ジュノー探査機がとらえた、木星のうねる雲と明るい“ポップアップ”雲

木星の北半球、「ジェットN3」と呼ばれるジェット気流がある領域の一部を、NASA(アメリカ航空宇宙局)の木星探査機ジュノーがとらえた画像です。複雑にうねる雲が映し出されています。画像は2019年10月24日にリリースされました。

木星の雲頂は平坦ではありません。ジュノーのデータから、木星大気の縞模様は約3000kmの深さまで達していることが分かっています。画像中央右側には、周囲の大気よりも盛り上がった「ポップアップ」と呼ばれる明るい雲が映っています。

ジュノーは53日間で木星を1周する軌道をまわっています。その軌道は、木星の北極と南極上空を通る「極軌道」と呼ばれる軌道で、木星に最も近づくときは雲頂から5000kmほど、遠ざかるときは800万kmほどになります。

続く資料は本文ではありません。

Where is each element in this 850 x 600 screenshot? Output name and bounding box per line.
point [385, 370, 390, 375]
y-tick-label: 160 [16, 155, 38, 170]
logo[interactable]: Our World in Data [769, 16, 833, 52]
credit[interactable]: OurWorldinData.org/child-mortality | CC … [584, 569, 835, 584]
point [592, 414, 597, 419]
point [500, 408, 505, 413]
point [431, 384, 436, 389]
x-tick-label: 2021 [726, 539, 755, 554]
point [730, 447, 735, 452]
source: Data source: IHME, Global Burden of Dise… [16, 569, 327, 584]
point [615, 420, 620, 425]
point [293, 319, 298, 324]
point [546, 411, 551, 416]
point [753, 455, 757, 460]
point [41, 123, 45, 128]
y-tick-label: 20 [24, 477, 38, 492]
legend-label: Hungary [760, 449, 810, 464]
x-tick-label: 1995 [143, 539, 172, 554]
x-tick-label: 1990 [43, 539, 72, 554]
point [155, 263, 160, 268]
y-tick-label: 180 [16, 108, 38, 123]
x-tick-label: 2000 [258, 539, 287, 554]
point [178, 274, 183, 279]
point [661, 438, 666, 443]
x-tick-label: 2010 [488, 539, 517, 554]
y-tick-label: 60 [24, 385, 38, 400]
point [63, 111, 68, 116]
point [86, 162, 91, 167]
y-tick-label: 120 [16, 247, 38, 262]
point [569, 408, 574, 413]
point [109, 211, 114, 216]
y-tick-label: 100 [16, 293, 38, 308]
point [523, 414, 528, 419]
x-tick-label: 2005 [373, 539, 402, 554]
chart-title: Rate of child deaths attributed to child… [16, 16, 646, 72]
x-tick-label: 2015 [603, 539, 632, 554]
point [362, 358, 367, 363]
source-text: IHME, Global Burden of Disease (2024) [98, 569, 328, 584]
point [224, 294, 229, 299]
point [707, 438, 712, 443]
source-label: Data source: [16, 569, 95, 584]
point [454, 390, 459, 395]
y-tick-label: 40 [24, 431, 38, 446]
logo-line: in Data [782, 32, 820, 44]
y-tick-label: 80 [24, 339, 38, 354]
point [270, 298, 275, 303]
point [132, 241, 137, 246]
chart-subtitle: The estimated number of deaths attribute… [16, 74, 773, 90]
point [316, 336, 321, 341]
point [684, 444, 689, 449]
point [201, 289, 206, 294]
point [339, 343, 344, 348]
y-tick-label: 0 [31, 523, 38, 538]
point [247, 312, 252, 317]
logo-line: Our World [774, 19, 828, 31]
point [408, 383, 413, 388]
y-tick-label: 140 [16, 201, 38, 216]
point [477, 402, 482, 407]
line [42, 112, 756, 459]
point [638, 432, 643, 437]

ジュノー探査機は木星に最接近するたびに、搭載しているジュノーカムというカメラを使い木星表面を撮影しています。そのデータは一般に公開され、誰でも処理することが可能です。上の画像は、20回目の最接近時の2019年5月29日に得られた画像をもとに、“市民科学者”の一人、Gerald Eichstädt氏が作成したものです。元画像を撮影したとき、ジュノーは木星の雲頂9700kmの距離にいました。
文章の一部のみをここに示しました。